Он остановился возле бочки с квасом и услышал обиженный лающий голос Коли. Нетрудно было догадаться и о причине возбуждения – бедного поэта не пускали на борт прогулочного парохода. Выпив стакан любимого бодрящего напитка, он подошел к трапу и увидел литературного урядника Гришу Тыщенко, вставшего поперек дороги. Руки у Гриши были скрещены на груди, а Коля прыгал перед ним и, дергано жестикулируя, кричал:
– Да кто ты такой?
Одетый в парадный костюм Гриша не спешил отвечать, видимо, экономил энергию, чтобы не вспотеть. Коля рядом с ним выглядел оборванцем: линялая рубаха, серые от пыли стоптанные башмаки, из кармана засаленных брюк торчала сложенная пополам рукопись.
– На каком основании?
– Имеется список, утвержденный отделом культуры, тебя в нем нет.
– А кто его составлял?
– Допустим, я.
– А кто ты такой?
Тыщенко презрительно усмехнулся, явно не собираясь опускаться до перечисления своих титулов и заслуг. Собственно, и перечислять было нечего – рядовой писатель, выпустивший две книжки, а можно сказать, и одну, потому что вышедшая в Москве повесть была переиздана в местном издательстве с добавлением ученических рассказов. Но скромненькую прозу предваряло напутственное слово живого классика, которому он оказывал всевозможные бытовые услуги.
– Ответственный за мероприятие?
– А для тебя и этого достаточно.
Он свернул на трап и уже из-за спины Тыщенки подал Коле знак, чтобы отошел за квасную бочку. И ведь не пропустил, сохранил трезвый островок в половодье чувств, сообразил отступить в укромное место.
– Опять скандалишь?
– Не пускает подонок. Членский билет ему нужен. Когда сдохнем, за мной понесут мои стихи, а за ним – членский билет.
– Я этого праздника, к сожалению, не дождусь. Но он по-своему прав. Списки утверждены и заверены печатью, а на тебе печать совсем другая.

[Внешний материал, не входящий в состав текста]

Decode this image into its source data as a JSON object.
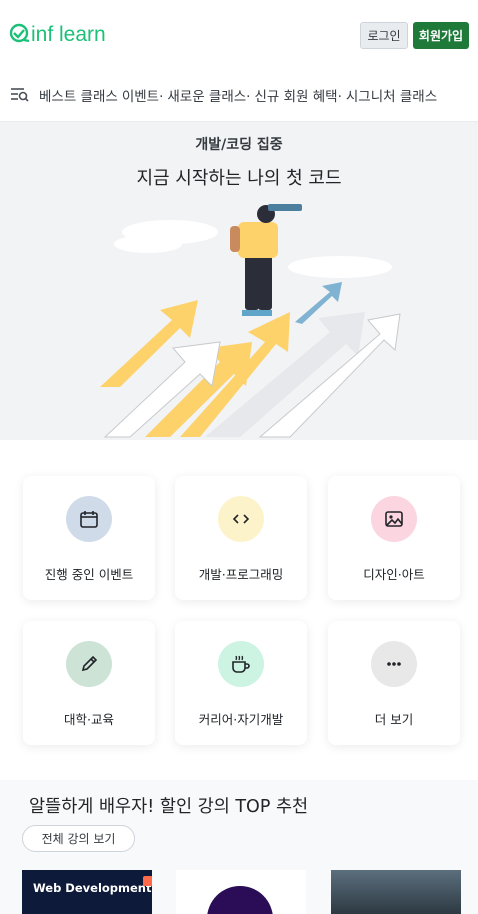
{
  "header": {
    "logo_text": "inflearn",
    "login_label": "로그인",
    "signup_label": "회원가입"
  },
  "nav": {
    "items": [
      "베스트 클래스",
      "이벤트·",
      "새로운 클래스·",
      "신규 회원 혜택·",
      "시그니처 클래스"
    ]
  },
  "hero": {
    "subtitle": "개발/코딩 집중",
    "title": "지금 시작하는 나의 첫 코드"
  },
  "categories": [
    {
      "label": "진행 중인 이벤트",
      "icon": "calendar-icon",
      "color": "#cfdbe8"
    },
    {
      "label": "개발·프로그래밍",
      "icon": "code-icon",
      "color": "#fdf3cb"
    },
    {
      "label": "디자인·아트",
      "icon": "image-icon",
      "color": "#fbd5df"
    },
    {
      "label": "대학·교육",
      "icon": "pencil-icon",
      "color": "#cde3d6"
    },
    {
      "label": "커리어·자기개발",
      "icon": "coffee-icon",
      "color": "#cdf3e3"
    },
    {
      "label": "더 보기",
      "icon": "more-icon",
      "color": "#e8e8e8"
    }
  ],
  "top": {
    "title": "알뜰하게 배우자! 할인 강의 TOP 추천",
    "view_all": "전체 강의 보기",
    "thumb1_title": "Web Development"
  }
}
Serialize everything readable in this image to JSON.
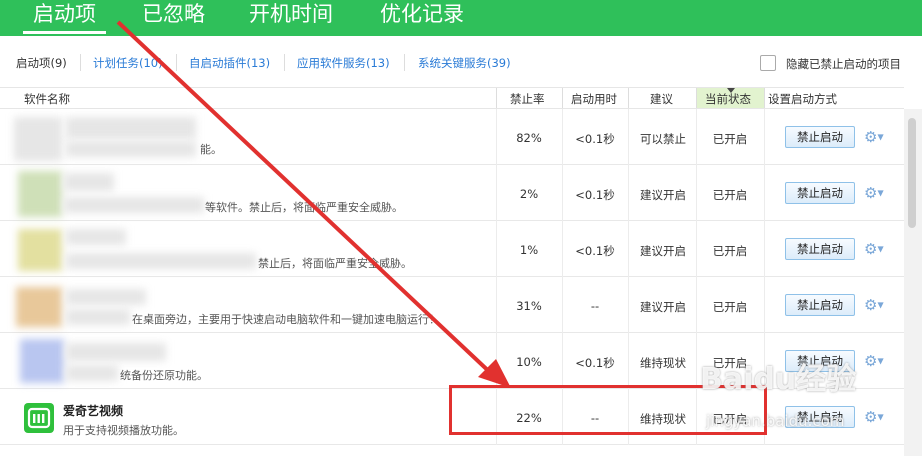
{
  "top_tabs": [
    "启动项",
    "已忽略",
    "开机时间",
    "优化记录"
  ],
  "sub_tabs": [
    "启动项(9)",
    "计划任务(10)",
    "自启动插件(13)",
    "应用软件服务(13)",
    "系统关键服务(39)"
  ],
  "hide_disabled_label": "隐藏已禁止启动的项目",
  "columns": {
    "name": "软件名称",
    "rate": "禁止率",
    "boot_time": "启动用时",
    "suggestion": "建议",
    "state": "当前状态",
    "method": "设置启动方式"
  },
  "rows": [
    {
      "name": "",
      "desc": "能。",
      "rate": "82%",
      "boot_time": "<0.1秒",
      "suggestion": "可以禁止",
      "state": "已开启",
      "action": "禁止启动"
    },
    {
      "name": "",
      "desc": "等软件。禁止后，将面临严重安全威胁。",
      "rate": "2%",
      "boot_time": "<0.1秒",
      "suggestion": "建议开启",
      "state": "已开启",
      "action": "禁止启动"
    },
    {
      "name": "",
      "desc": "禁止后，将面临严重安全威胁。",
      "rate": "1%",
      "boot_time": "<0.1秒",
      "suggestion": "建议开启",
      "state": "已开启",
      "action": "禁止启动"
    },
    {
      "name": "",
      "desc": "在桌面旁边，主要用于快速启动电脑软件和一键加速电脑运行！",
      "rate": "31%",
      "boot_time": "--",
      "suggestion": "建议开启",
      "state": "已开启",
      "action": "禁止启动"
    },
    {
      "name": "",
      "desc": "统备份还原功能。",
      "rate": "10%",
      "boot_time": "<0.1秒",
      "suggestion": "维持现状",
      "state": "已开启",
      "action": "禁止启动"
    },
    {
      "name": "爱奇艺视频",
      "desc": "用于支持视频播放功能。",
      "rate": "22%",
      "boot_time": "--",
      "suggestion": "维持现状",
      "state": "已开启",
      "action": "禁止启动"
    }
  ],
  "watermark": {
    "brand": "Baidu经验",
    "url": "jingyan.baidu.com"
  },
  "colors": {
    "accent_green": "#2fc05a",
    "link_blue": "#2a7bd6",
    "annotation_red": "#e1312f",
    "state_highlight": "#e2f3cf"
  },
  "icons": [
    "gear-icon",
    "iqiyi-app-icon",
    "checkbox-icon"
  ]
}
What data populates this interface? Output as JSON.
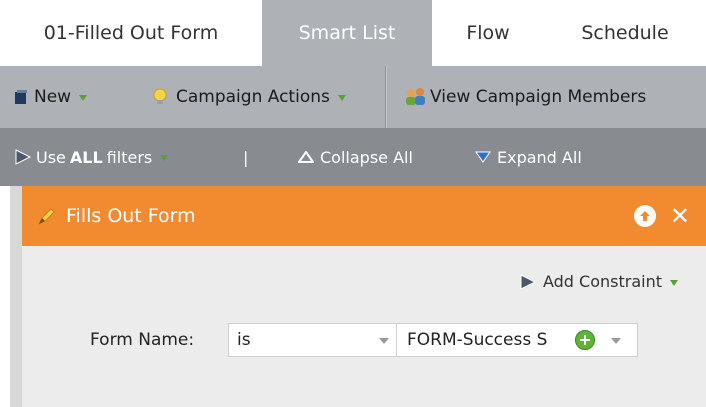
{
  "tabs": [
    {
      "label": "01-Filled Out Form",
      "active": false
    },
    {
      "label": "Smart List",
      "active": true
    },
    {
      "label": "Flow",
      "active": false
    },
    {
      "label": "Schedule",
      "active": false
    }
  ],
  "toolbar": {
    "new_label": "New",
    "campaign_actions_label": "Campaign Actions",
    "view_members_label": "View Campaign Members"
  },
  "filterbar": {
    "use_prefix": "Use",
    "use_bold": "ALL",
    "use_suffix": "filters",
    "separator": "|",
    "collapse_label": "Collapse All",
    "expand_label": "Expand All"
  },
  "filter_card": {
    "title": "Fills Out Form",
    "add_constraint_label": "Add Constraint",
    "row": {
      "label": "Form Name:",
      "operator": "is",
      "value": "FORM-Success S"
    }
  },
  "colors": {
    "header_orange": "#f28a30",
    "active_tab": "#aeb2b6",
    "filter_bar": "#888c91",
    "accent_green": "#5aa02c"
  }
}
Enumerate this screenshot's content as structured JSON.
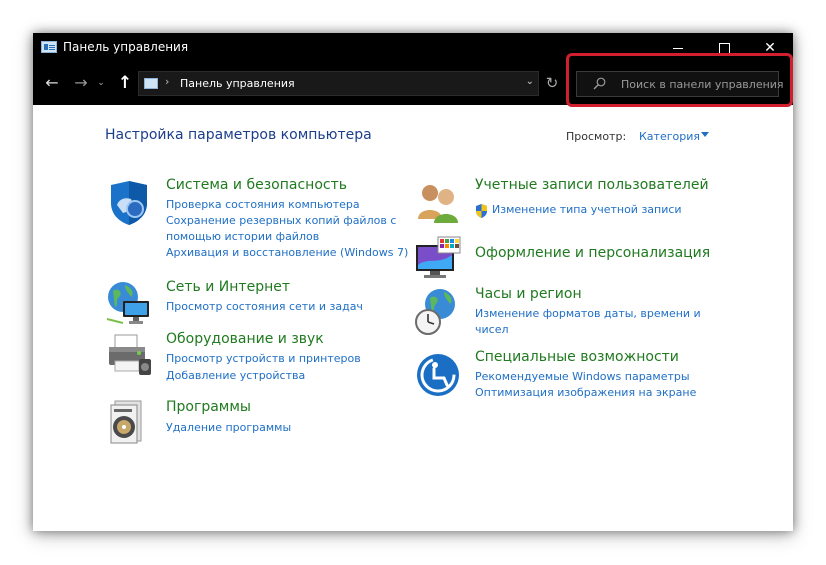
{
  "window": {
    "title": "Панель управления",
    "controls": {
      "minimize": "minimize",
      "maximize": "maximize",
      "close": "✕"
    }
  },
  "navbar": {
    "back": "←",
    "forward": "→",
    "recent": "⌄",
    "up": "↑",
    "address_sep": "›",
    "address": "Панель управления",
    "address_dropdown": "⌄",
    "refresh": "↻",
    "search_placeholder": "Поиск в панели управления"
  },
  "header": {
    "title": "Настройка параметров компьютера",
    "view_label": "Просмотр:",
    "view_value": "Категория"
  },
  "categories_left": [
    {
      "title": "Система и безопасность",
      "icon": "shield-icon",
      "links": [
        "Проверка состояния компьютера",
        "Сохранение резервных копий файлов с",
        "помощью истории файлов",
        "Архивация и восстановление (Windows 7)"
      ]
    },
    {
      "title": "Сеть и Интернет",
      "icon": "network-globe-icon",
      "links": [
        "Просмотр состояния сети и задач"
      ]
    },
    {
      "title": "Оборудование и звук",
      "icon": "printer-icon",
      "links": [
        "Просмотр устройств и принтеров",
        "Добавление устройства"
      ]
    },
    {
      "title": "Программы",
      "icon": "programs-disc-icon",
      "links": [
        "Удаление программы"
      ]
    }
  ],
  "categories_right": [
    {
      "title": "Учетные записи пользователей",
      "icon": "users-icon",
      "links": [
        "Изменение типа учетной записи"
      ]
    },
    {
      "title": "Оформление и персонализация",
      "icon": "monitor-palette-icon",
      "links": []
    },
    {
      "title": "Часы и регион",
      "icon": "clock-globe-icon",
      "links": [
        "Изменение форматов даты, времени и",
        "чисел"
      ]
    },
    {
      "title": "Специальные возможности",
      "icon": "accessibility-icon",
      "links": [
        "Рекомендуемые Windows параметры",
        "Оптимизация изображения на экране"
      ]
    }
  ],
  "colors": {
    "titlebar": "#000000",
    "category_title": "#207a20",
    "link": "#1f6fc5",
    "page_title": "#1c3f8c",
    "highlight": "#d02030"
  }
}
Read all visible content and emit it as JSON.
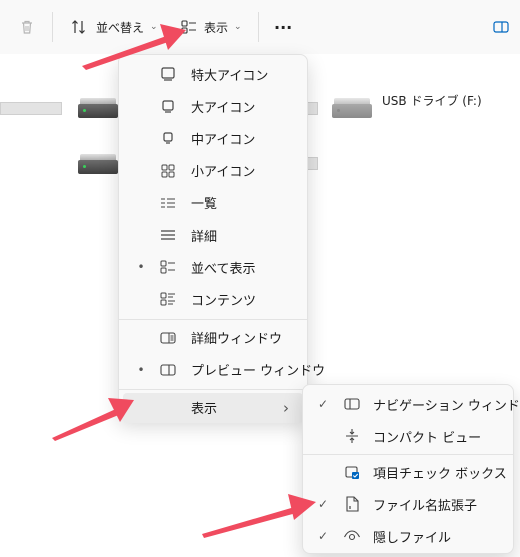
{
  "toolbar": {
    "sort_label": "並べ替え",
    "view_label": "表示",
    "more_label": "···"
  },
  "drives": {
    "usb_label": "USB ドライブ (F:)"
  },
  "view_menu": {
    "items": [
      {
        "label": "特大アイコン",
        "icon": "extra-large-icons-icon",
        "selected": false
      },
      {
        "label": "大アイコン",
        "icon": "large-icons-icon",
        "selected": false
      },
      {
        "label": "中アイコン",
        "icon": "medium-icons-icon",
        "selected": false
      },
      {
        "label": "小アイコン",
        "icon": "small-icons-icon",
        "selected": false
      },
      {
        "label": "一覧",
        "icon": "list-icon",
        "selected": false
      },
      {
        "label": "詳細",
        "icon": "details-icon",
        "selected": false
      },
      {
        "label": "並べて表示",
        "icon": "tiles-icon",
        "selected": true
      },
      {
        "label": "コンテンツ",
        "icon": "content-icon",
        "selected": false
      }
    ],
    "panes": [
      {
        "label": "詳細ウィンドウ",
        "icon": "details-pane-icon",
        "selected": false
      },
      {
        "label": "プレビュー ウィンドウ",
        "icon": "preview-pane-icon",
        "selected": true
      }
    ],
    "show_label": "表示",
    "bullet": "•",
    "submenu_chevron": "›"
  },
  "show_submenu": {
    "items": [
      {
        "label": "ナビゲーション ウィンドウ",
        "icon": "navigation-pane-icon",
        "checked": true
      },
      {
        "label": "コンパクト ビュー",
        "icon": "compact-view-icon",
        "checked": false
      },
      {
        "label": "項目チェック ボックス",
        "icon": "item-checkbox-icon",
        "checked": false
      },
      {
        "label": "ファイル名拡張子",
        "icon": "file-extension-icon",
        "checked": true
      },
      {
        "label": "隠しファイル",
        "icon": "hidden-files-icon",
        "checked": true
      }
    ],
    "check_glyph": "✓"
  },
  "colors": {
    "annotation_arrow": "#f04b5f",
    "accent": "#0067c0"
  }
}
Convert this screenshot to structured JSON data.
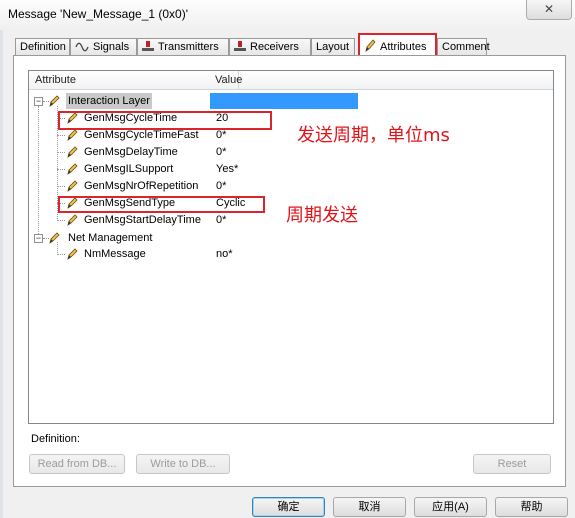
{
  "window": {
    "title": "Message 'New_Message_1 (0x0)'",
    "close_glyph": "✕"
  },
  "tabs": [
    {
      "label": "Definition",
      "icon": null
    },
    {
      "label": "Signals",
      "icon": "signals-icon"
    },
    {
      "label": "Transmitters",
      "icon": "transmitter-icon"
    },
    {
      "label": "Receivers",
      "icon": "receiver-icon"
    },
    {
      "label": "Layout",
      "icon": null
    },
    {
      "label": "Attributes",
      "icon": "pencil-icon",
      "active": true
    },
    {
      "label": "Comment",
      "icon": null
    }
  ],
  "grid": {
    "headers": {
      "attribute": "Attribute",
      "value": "Value"
    },
    "groups": [
      {
        "label": "Interaction Layer",
        "expander": "−",
        "rows": [
          {
            "name": "GenMsgCycleTime",
            "value": "20"
          },
          {
            "name": "GenMsgCycleTimeFast",
            "value": "0*"
          },
          {
            "name": "GenMsgDelayTime",
            "value": "0*"
          },
          {
            "name": "GenMsgILSupport",
            "value": "Yes*"
          },
          {
            "name": "GenMsgNrOfRepetition",
            "value": "0*"
          },
          {
            "name": "GenMsgSendType",
            "value": "Cyclic"
          },
          {
            "name": "GenMsgStartDelayTime",
            "value": "0*"
          }
        ]
      },
      {
        "label": "Net Management",
        "expander": "−",
        "rows": [
          {
            "name": "NmMessage",
            "value": "no*"
          }
        ]
      }
    ]
  },
  "annotations": {
    "cycle": "发送周期，单位ms",
    "sendtype": "周期发送"
  },
  "definition": {
    "label": "Definition:",
    "read_btn": "Read from DB...",
    "write_btn": "Write to DB...",
    "reset_btn": "Reset"
  },
  "footer": {
    "ok": "确定",
    "cancel": "取消",
    "apply": "应用(A)",
    "help": "帮助"
  },
  "colors": {
    "accent_red": "#d9252c",
    "selection_blue": "#3399ff",
    "annotation_red": "#e0141b"
  }
}
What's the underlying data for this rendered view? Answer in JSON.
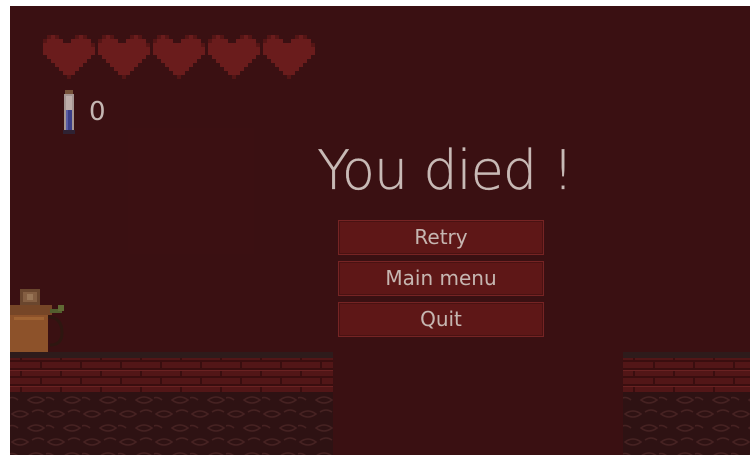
{
  "hud": {
    "hearts_total": 5,
    "hearts_filled": 0,
    "heart_icon": "heart-empty-icon",
    "potion_icon": "potion-bottle-icon",
    "potion_count": "0"
  },
  "overlay": {
    "title": "You died !",
    "buttons": {
      "retry": "Retry",
      "main_menu": "Main menu",
      "quit": "Quit"
    }
  },
  "colors": {
    "background": "#3a1214",
    "button_fill": "#6a1b1b",
    "button_border": "#8a2d2d",
    "text": "#f4efe8",
    "heart": "#7a2222",
    "brick": "#5a1a1b",
    "soil": "#2a1516"
  }
}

– Хочешь сказать – каинова?
– С каиновой – для тебя бы люкс забронировали.
– Надо мне. Там критикесса московская.
– Нужен ты ей…
– Она мне письмо присылала, восторгалась.
– Наивный человек.
– Переговори с урядником. Он тебя уважает.
– Знаю я, кого он уважает. Просить бесполезно, но обмануть можно. Я сейчас брошу сумку, потом его отвлеку, а ты быстренько беги на нижнюю палубу, каюта будет открыта, ныряй туда и не высовывайся.
Первое, что пришло в голову, – сказать Тыщенке, что его зовет на корму помощник капитана для каких-то переговоров, а потом, когда тот никого не найдет, отбрехаться, что не запомнил, кому и зачем он понадобился. Но случай подкинул более надежный сюжет. Проходя мимо кают первого класса, увидел, что две дамы не могут открыть дверь, он попросил их не суетиться, никуда не уходить и пообещал прислать нужного человека. Упустить возможность лишний раз продемонстрировать свою рачительность перед столичными гостьями Тыщенко не мог, покинул пост не задумываясь. Он попридержал пару минут изнывающего от нетерпения Колю и показал, в какую сторону идти. Потом прогулялся по палубе, заглянул в каюту к «спасенным» дамам, уверенный, что Гриша засиделся у них, но, не застав его, пообещал наведаться попозже, заспешил вниз проверить, не заплутал ли «заяц». Не заплутал. И успел освоиться. Разложил на столике рукопись и сгорбился над ней, покусывая карандаш.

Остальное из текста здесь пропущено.